La Asamblea Nacional de Kenia demandó la interrupción del programa que mantiene la brigada de médicos cubanos en el país africano. Robert Pukose, presidente del Comité de Salud de este cuerpo legislativo, pidió al gobierno no renovar los contratos de este plan, informaron medios locales.
En una reunión, donde también participaron funcionarios del Departamento de salud Pública y Normas Profesionales, el asambleísta solicitó cancelar la renovación de los 120 profesionales de salud provenientes de la Isla, además de pedir que ellos sean reemplazados por sus homólogos kenianos.
La controversia surge debido a que el régimen cubano recibe 500.000 chelines, aproximadamente 3.408 dólares, del gobierno de Kenia por cada uno de los galenos oriundos de la Isla
El secretario general del Sindicato de Médicos, Farmacéuticos y Dentistas de Kenia (KMPDU), Davji Bhimji Atellah, también expresó su descontento, argumentando que las prácticas médicas en ambos países difieren significativamente.
Los médicos kenianos que fueron a Cuba como parte de un intercambio debieron completar dos años de formación adicional en el país africano, antes de poder ejercer como médicos de familia. Esta situación ha llevado a Atellah a considerar el acuerdo como “un desperdicio de recursos humanos”.
El KMPDU ya había denunciado, en marzo pasado, las deplorables condiciones de vida de los 50 médicos kenianos que fueron a Cuba como parte de un programa similar.
Los médicos procedentes de la Isla llevan seis años en Kenia, después de que en 2017 se firmara un acuerdo de salud con el gobierno de Cuba.
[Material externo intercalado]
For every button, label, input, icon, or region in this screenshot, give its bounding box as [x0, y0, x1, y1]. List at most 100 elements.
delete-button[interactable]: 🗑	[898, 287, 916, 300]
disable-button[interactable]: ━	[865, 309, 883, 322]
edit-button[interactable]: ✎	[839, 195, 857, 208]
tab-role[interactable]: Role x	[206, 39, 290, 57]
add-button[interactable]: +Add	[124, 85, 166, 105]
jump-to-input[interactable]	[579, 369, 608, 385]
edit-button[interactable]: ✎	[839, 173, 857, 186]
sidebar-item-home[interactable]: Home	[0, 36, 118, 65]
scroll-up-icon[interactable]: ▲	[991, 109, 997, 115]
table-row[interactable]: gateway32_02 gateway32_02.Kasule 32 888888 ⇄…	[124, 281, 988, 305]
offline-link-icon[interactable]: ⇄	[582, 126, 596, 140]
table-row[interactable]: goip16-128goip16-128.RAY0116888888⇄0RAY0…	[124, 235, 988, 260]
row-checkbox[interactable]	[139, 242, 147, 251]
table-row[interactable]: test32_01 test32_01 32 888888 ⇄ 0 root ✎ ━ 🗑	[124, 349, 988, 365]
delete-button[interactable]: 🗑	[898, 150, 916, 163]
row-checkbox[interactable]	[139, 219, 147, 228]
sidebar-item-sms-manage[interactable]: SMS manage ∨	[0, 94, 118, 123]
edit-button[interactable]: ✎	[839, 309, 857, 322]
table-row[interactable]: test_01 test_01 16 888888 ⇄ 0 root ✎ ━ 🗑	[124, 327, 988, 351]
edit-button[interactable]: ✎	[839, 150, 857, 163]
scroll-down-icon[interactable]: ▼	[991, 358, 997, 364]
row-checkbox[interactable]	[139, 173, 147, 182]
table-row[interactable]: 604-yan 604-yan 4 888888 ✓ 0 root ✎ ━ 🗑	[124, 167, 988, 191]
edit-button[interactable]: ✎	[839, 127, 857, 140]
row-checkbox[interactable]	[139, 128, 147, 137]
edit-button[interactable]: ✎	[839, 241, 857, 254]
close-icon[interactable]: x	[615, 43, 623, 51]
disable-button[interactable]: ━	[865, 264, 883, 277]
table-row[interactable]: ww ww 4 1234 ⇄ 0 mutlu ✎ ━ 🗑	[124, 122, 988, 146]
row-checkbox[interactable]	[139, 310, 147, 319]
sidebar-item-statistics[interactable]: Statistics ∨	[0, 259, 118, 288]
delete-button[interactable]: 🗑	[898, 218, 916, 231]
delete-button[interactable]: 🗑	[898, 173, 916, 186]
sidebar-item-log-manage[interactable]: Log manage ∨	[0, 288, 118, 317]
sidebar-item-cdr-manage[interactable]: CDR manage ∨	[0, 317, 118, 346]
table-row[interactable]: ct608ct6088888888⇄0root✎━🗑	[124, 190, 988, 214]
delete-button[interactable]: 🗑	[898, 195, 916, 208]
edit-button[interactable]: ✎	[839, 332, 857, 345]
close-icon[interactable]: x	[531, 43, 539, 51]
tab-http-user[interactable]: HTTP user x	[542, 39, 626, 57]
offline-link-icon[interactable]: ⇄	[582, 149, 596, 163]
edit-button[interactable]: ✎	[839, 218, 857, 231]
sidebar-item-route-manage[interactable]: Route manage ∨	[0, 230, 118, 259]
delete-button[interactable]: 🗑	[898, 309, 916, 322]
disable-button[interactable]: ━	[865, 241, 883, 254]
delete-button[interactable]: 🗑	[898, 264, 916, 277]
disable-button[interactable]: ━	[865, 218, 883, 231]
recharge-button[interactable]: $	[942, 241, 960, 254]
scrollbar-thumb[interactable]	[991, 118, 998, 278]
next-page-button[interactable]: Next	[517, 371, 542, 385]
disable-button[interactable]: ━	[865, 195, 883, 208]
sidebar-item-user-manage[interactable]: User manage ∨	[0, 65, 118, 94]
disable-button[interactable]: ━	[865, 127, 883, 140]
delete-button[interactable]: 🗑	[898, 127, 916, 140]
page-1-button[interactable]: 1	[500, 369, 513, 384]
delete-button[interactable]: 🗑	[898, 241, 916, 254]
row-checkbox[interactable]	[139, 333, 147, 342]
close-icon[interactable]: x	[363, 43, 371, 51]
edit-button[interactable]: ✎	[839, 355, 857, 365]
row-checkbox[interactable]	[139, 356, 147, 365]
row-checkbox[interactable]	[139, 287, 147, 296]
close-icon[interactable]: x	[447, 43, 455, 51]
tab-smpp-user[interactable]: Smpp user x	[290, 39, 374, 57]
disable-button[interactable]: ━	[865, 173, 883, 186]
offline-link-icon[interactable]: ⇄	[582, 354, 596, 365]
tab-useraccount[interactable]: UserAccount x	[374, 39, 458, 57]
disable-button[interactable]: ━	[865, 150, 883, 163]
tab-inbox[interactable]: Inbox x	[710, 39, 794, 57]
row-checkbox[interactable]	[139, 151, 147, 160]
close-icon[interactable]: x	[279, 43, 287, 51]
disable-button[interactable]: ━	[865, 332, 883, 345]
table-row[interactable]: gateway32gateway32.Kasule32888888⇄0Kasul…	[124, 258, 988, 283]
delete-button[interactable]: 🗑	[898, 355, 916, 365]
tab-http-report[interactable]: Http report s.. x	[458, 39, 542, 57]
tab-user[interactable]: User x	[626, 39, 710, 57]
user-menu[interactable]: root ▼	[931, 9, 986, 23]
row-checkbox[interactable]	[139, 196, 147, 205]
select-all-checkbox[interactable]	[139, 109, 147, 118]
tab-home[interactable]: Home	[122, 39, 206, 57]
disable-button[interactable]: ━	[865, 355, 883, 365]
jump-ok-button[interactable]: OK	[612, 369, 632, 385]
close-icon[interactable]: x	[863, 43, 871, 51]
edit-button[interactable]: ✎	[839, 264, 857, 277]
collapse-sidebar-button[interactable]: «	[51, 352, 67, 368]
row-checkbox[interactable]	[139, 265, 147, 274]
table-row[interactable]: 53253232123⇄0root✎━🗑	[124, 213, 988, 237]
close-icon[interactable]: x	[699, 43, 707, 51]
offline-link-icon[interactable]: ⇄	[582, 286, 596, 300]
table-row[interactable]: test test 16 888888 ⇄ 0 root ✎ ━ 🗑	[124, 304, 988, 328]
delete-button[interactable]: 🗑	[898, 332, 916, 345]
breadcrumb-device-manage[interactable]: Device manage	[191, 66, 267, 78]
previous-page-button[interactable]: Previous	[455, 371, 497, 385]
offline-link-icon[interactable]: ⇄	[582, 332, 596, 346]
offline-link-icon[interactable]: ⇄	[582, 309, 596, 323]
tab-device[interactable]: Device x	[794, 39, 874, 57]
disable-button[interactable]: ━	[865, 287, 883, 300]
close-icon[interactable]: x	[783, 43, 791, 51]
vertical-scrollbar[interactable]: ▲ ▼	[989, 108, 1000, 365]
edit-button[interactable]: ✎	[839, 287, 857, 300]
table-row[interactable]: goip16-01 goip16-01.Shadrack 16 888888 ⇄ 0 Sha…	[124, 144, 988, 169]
Inicialmente, los contratos eran por dos años para brindar apoyo en áreas críticas como nefrología, radiología, ortopedia, cirugía y neurología, pero las autoridades locales extendieron el acuerdo.
Es importante recordar que, en 2019, dos médicos cubanos, Landy Rodríguez Hernández y Assel Herrera Correa, fueron secuestrados en la localidad de Mandera, fronteriza con Somalia, por miembros del grupo yihadista somalí Al Shabab mientras trabajaban en Kenia.
Más de cuatro años después, su paradero sigue siendo desconocido. Las autoridades de ambos países únicamente se limitan a decir que “continúan trabajando para regresarlos a casa”.
El régimen cubano, conocido por su exportación de servicios médicos, ha sido objeto de numerosas denuncias, debido a que los galenos enfrentan condiciones de esclavitud, e inclusive les decomisan sus pasaportes, les prohíben socializar con locales y no reciben un salario completo.
Recientemente, también se ha revelado que el gobierno cubano estaría cobrando un millón 177 mil 300 euros al mes, equivalentes a un millón 195 mil 936 dólares, por los doctores enviados a México en un programa similar.